To me it sounds like an engineering problem now, ie one of scale, not of science.
No, because it doesn't cover any featurelist on any fairly comprehensive theory of mind. While it covers (a limited form of) (contextually restricted) perception and it has (well-defined) (verifiable) motivations and (strongly constrained) (contextually restricted) capabilities for action, and if you close one eye and squint with the other you can pretend that it has some degree of imagination, there's no reason to believe on any level that it has a degree of self-awareness on a par with that of a mouse, nor that it is equipped to achieve that.
Basically, this is in the hierarchy of intelligences a little above the cockroach level. If that. And that's a structural issue, not one of scale.
TL;DR: It's a cute science project, but giving it MOAR SINAPSEZ won't make it differently intelligent.
I agree. Google's TPUs, Intel's Nervana, Nvidia's Tesla, etc. are just accelerators for 8-bit machine learning.
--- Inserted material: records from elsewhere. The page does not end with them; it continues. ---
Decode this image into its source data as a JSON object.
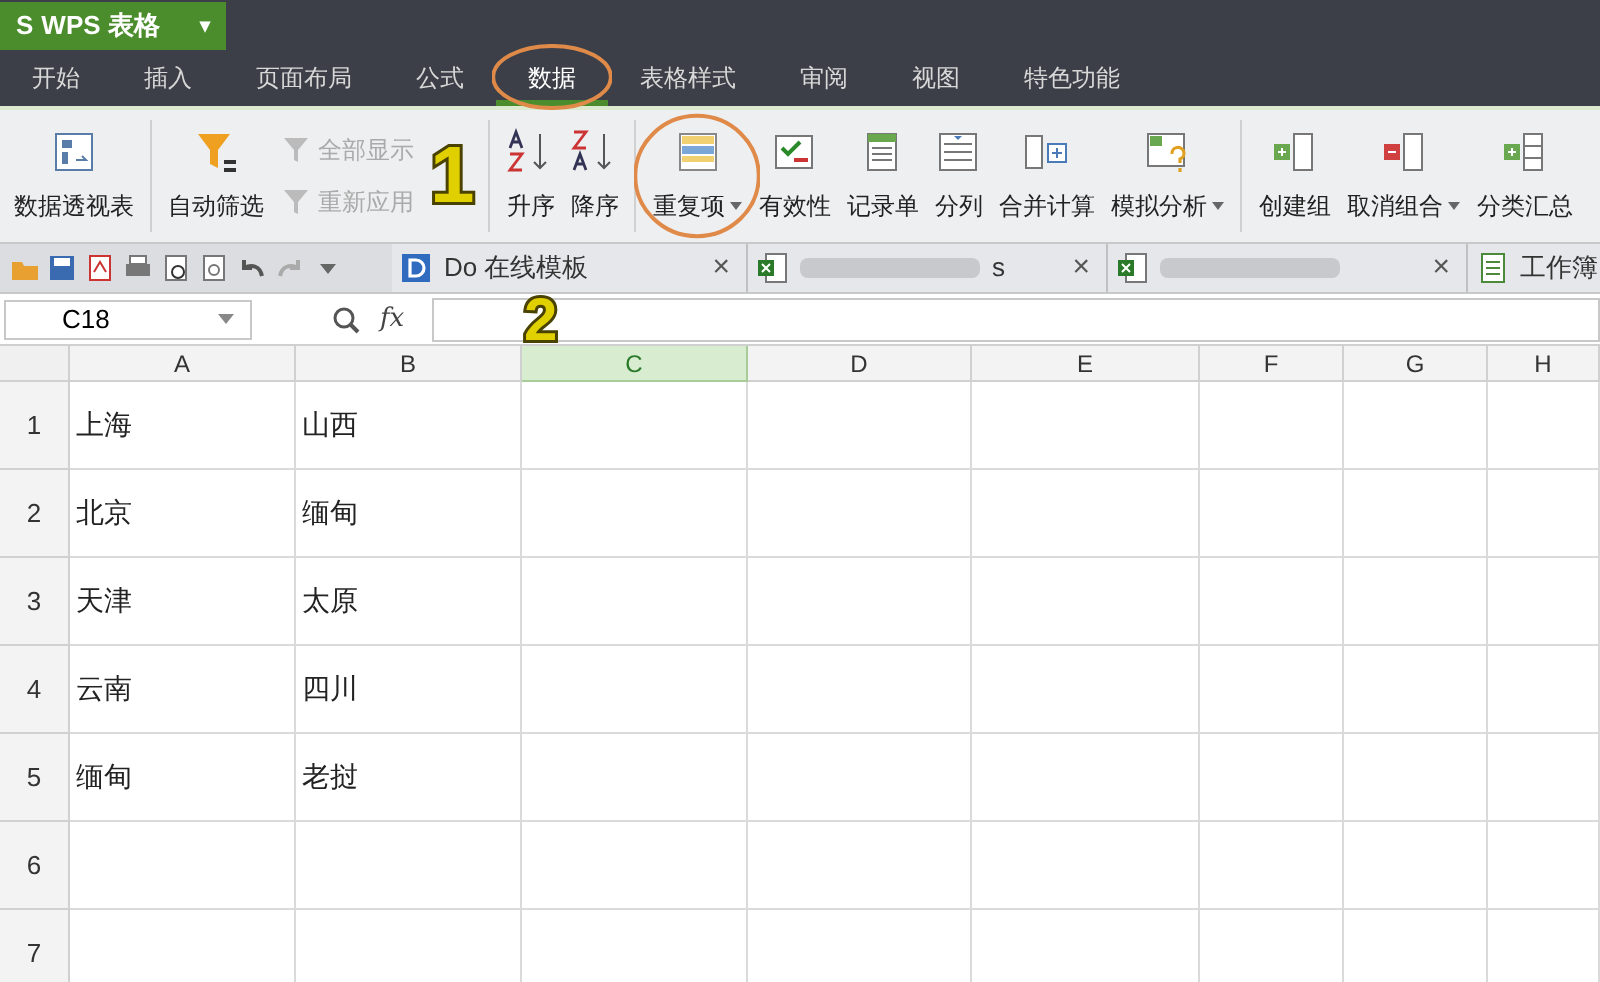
{
  "app_button": {
    "logo": "S",
    "label": "WPS 表格",
    "caret": "▾"
  },
  "menu": [
    {
      "label": "开始",
      "selected": false
    },
    {
      "label": "插入",
      "selected": false
    },
    {
      "label": "页面布局",
      "selected": false
    },
    {
      "label": "公式",
      "selected": false
    },
    {
      "label": "数据",
      "selected": true
    },
    {
      "label": "表格样式",
      "selected": false
    },
    {
      "label": "审阅",
      "selected": false
    },
    {
      "label": "视图",
      "selected": false
    },
    {
      "label": "特色功能",
      "selected": false
    }
  ],
  "ribbon": [
    {
      "kind": "big",
      "label": "数据透视表",
      "dropdown": false
    },
    {
      "kind": "sep"
    },
    {
      "kind": "big",
      "label": "自动筛选",
      "dropdown": false
    },
    {
      "kind": "pair",
      "items": [
        {
          "label": "全部显示",
          "disabled": true
        },
        {
          "label": "重新应用",
          "disabled": true
        }
      ]
    },
    {
      "kind": "sep"
    },
    {
      "kind": "big",
      "label": "升序",
      "dropdown": false
    },
    {
      "kind": "big",
      "label": "降序",
      "dropdown": false
    },
    {
      "kind": "sep"
    },
    {
      "kind": "big",
      "label": "重复项",
      "dropdown": true
    },
    {
      "kind": "big",
      "label": "有效性",
      "dropdown": false
    },
    {
      "kind": "big",
      "label": "记录单",
      "dropdown": false
    },
    {
      "kind": "big",
      "label": "分列",
      "dropdown": false
    },
    {
      "kind": "big",
      "label": "合并计算",
      "dropdown": false
    },
    {
      "kind": "big",
      "label": "模拟分析",
      "dropdown": true
    },
    {
      "kind": "sep"
    },
    {
      "kind": "big",
      "label": "创建组",
      "dropdown": false
    },
    {
      "kind": "big",
      "label": "取消组合",
      "dropdown": true
    },
    {
      "kind": "big",
      "label": "分类汇总",
      "dropdown": false
    }
  ],
  "doc_tabs": [
    {
      "kind": "plain",
      "label": "Do    在线模板",
      "close": "×"
    },
    {
      "kind": "blurred",
      "label": "s",
      "close": "×"
    },
    {
      "kind": "blurred",
      "close": "×"
    },
    {
      "kind": "plain",
      "label": "工作簿"
    }
  ],
  "name_box": "C18",
  "fx": "fx",
  "columns": [
    {
      "label": "A",
      "selected": false
    },
    {
      "label": "B",
      "selected": false
    },
    {
      "label": "C",
      "selected": true
    },
    {
      "label": "D",
      "selected": false
    },
    {
      "label": "E",
      "selected": false
    },
    {
      "label": "F",
      "selected": false
    },
    {
      "label": "G",
      "selected": false
    },
    {
      "label": "H",
      "selected": false
    }
  ],
  "rows": [
    {
      "header": "1",
      "cells": [
        "上海",
        "山西"
      ]
    },
    {
      "header": "2",
      "cells": [
        "北京",
        "缅甸"
      ]
    },
    {
      "header": "3",
      "cells": [
        "天津",
        "太原"
      ]
    },
    {
      "header": "4",
      "cells": [
        "云南",
        "四川"
      ]
    },
    {
      "header": "5",
      "cells": [
        "缅甸",
        "老挝"
      ]
    },
    {
      "header": "6",
      "cells": []
    },
    {
      "header": "7",
      "cells": []
    }
  ],
  "annotations": [
    {
      "text": "1"
    },
    {
      "text": "2"
    }
  ]
}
They are capable of increasing the performance (and perf/Watt) of machine learning tasks by a lot compared to previous chips, but even if they got a hundred times better and passed the Turing test it couldn't be called real intelligence.
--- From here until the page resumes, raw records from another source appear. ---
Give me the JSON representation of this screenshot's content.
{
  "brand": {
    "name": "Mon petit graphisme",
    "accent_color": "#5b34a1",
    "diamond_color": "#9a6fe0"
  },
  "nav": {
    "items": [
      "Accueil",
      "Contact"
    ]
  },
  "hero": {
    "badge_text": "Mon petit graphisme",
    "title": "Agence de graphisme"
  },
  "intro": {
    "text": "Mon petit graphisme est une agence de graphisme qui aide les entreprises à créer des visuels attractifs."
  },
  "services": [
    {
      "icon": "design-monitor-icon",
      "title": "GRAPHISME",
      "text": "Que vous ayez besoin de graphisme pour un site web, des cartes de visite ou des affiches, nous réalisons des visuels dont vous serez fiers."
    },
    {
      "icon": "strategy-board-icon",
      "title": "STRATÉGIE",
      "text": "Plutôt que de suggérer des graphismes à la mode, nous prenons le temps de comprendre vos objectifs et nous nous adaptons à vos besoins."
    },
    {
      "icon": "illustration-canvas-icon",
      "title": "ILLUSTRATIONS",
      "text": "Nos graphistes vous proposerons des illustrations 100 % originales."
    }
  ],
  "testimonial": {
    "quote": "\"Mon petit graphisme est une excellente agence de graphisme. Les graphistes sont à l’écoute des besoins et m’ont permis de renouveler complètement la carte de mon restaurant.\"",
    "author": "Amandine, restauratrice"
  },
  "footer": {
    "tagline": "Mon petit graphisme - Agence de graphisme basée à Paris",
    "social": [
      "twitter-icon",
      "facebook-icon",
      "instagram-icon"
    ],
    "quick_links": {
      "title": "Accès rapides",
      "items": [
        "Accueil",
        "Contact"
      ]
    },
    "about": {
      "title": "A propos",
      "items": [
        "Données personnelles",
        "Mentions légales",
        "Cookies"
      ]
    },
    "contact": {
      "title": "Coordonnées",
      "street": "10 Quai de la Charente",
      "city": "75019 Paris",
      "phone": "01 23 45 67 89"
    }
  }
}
If real "strong AI" is going to come from any hardware, it will likely be using neuromorphic designs such as IBM's TrueNorth or this thing [soylentnews.org]. What's more, these designs use so little power that they could be scaled up to 3D without the same overheating issues, allowing more artificial "synapses" and even greater resemblance to the human brain. If that approach stalls out, you simply need to connect several of them with a high-speed interconnect.
We're not far off from making that happen. We're reaching the limits of Moore's law (as far as we know) and 3D NAND chips are commonplace. I wouldn't be surprised if it "strong AI" is about to be created [nextbigfuture.com] or already has been created, and corporations or the govt/military are keeping it under wraps to continue development while avoiding IP issues and the inevitable public/ethics debates. I doubt it would be hard to find comrades for a domestic terrorist group hell bent on destroying the technology by any means necessary.
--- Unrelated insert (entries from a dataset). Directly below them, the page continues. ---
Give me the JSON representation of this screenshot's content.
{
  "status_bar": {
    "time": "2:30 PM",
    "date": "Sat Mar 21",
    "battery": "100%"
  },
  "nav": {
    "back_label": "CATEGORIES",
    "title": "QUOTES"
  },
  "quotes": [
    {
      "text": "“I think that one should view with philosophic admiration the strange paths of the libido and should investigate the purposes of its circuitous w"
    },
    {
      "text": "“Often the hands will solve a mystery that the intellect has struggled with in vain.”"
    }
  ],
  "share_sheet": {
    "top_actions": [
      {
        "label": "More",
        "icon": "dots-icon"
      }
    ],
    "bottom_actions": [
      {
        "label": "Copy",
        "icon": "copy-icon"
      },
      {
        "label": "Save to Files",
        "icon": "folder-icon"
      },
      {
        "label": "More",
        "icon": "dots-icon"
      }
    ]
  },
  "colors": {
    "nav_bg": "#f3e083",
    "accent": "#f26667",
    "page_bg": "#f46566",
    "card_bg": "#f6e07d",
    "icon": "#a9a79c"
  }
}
I still don't expect the Singularity before 2030...and 2035 wouldn't surprise me.
That's an aggressive prediction. Even Ray Kurzweil, Prophet of the Singularity, says 2045 for the Singularity. He has 2029 as a date for (strong?) AI passing the Turing test, but still says [futurism.com] 2045 for the Singularity.
Welll.... it's also true that different people mean different things when they say "the Singularity". I don't think human level AI will necessarily be able to pass the Turing test...and I know a number of people who couldn't. The Turing test depends too heavily on the judges to have much significance.
FWIW, it's already true that in some areas AI's are superhuman, but they aren't yet generalized enough. And I don't think an actual "general AI" is even possible. And I don't think humans are "general intelligence". Humans have a lot of areas where they are smart, and a lot of areas where they can be trained to be smart, but I don't believe that we cover the spectrum of possible intelligences. To be specific, it's my belief that in areas that require dealing simultaneously with more than seven variables people are essentially untrainable. Possibly seven is slightly too low a number, there may be some people who can be trained to handle that, but that's my current estimate. However, switch it to 17 and I doubt there would be many who would claim to be able to handle it...and they'd all be obviously deluded. So we're just talking about (by analogy) maximum stack depth.
Once you get rid of the idea that a general intelligence is even possible you start noticing that in a lot of places it isn't even desirable. It's better to have communicating simpler processes. And we don't know just how much can be done at that level even using the tools that already exist.
So as I said, I expect the Singularity in the period 2030-2035. And it won't look like any of the predictions.